The remote facility, comprised of large tents, and other planned facilities will cost the state around $450 million a year to run, but Florida can request some reimbursement from the Federal Emergency Management Agency, said Tricia McLaughlin, a spokesperson for the Department of Homeland Security.
Florida’s attorney general, James Uthmeier, a Trump ally who has pushed to build the detention center in the Everglades, has said the state will not need to invest much in security because the area is surrounded by dangerous wildlife, including alligators and pythons.

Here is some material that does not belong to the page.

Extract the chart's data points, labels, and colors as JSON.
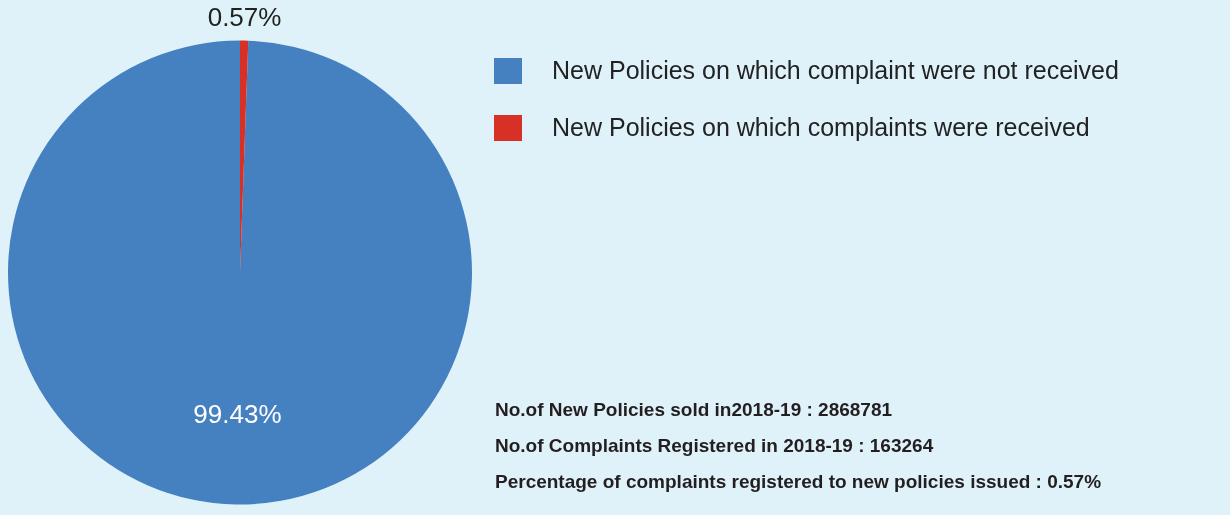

A spokesperson for the attorney general said work on the new facility started on Monday morning.
The project is sure to appeal to President Donald Trump, who talked repeatedly during his first term about building a moat along the southern border filled with alligators or snakes.
And since resuming office this year, Trump has already sent migrants to Guantánamo Bay, the symbol for America’s worst enemies, and to a megaprison in El Salvador.
The Everglades facility is part of a broader effort by the Trump administration to enlist local authorities to boost detention capacity and expand the number of officers around the country who can arrest immigrants living in the country illegally. The Trump administration has struggled to meet its mass deportations goals in part because of resource constraints.
It’s not clear how quickly the new detention center can be built.
McLaughlin said the goal is to have at least some of the tents up and running by July.
The Trump administration is currently holding about 55,000 immigrants, a spike from the end of the Biden administration, when Immigration and Customs Enforcement was holding about 40,000 people.
“Under President Trump’s leadership, we are working at turbo speed to deliver cost-effective and innovative ways to deliver on the American people’s mandate for mass deportations of criminal illegal aliens,” Kristi Noem, the homeland security secretary, said in a statement.
Immigrant advocates criticized the move, saying that it was creating a new form of detention outside the scope of the federal government. Mark Fleming, the associate director of federal litigation at the National Immigrant Justice Center, said it amounted to an “independent, unaccountable detention system.”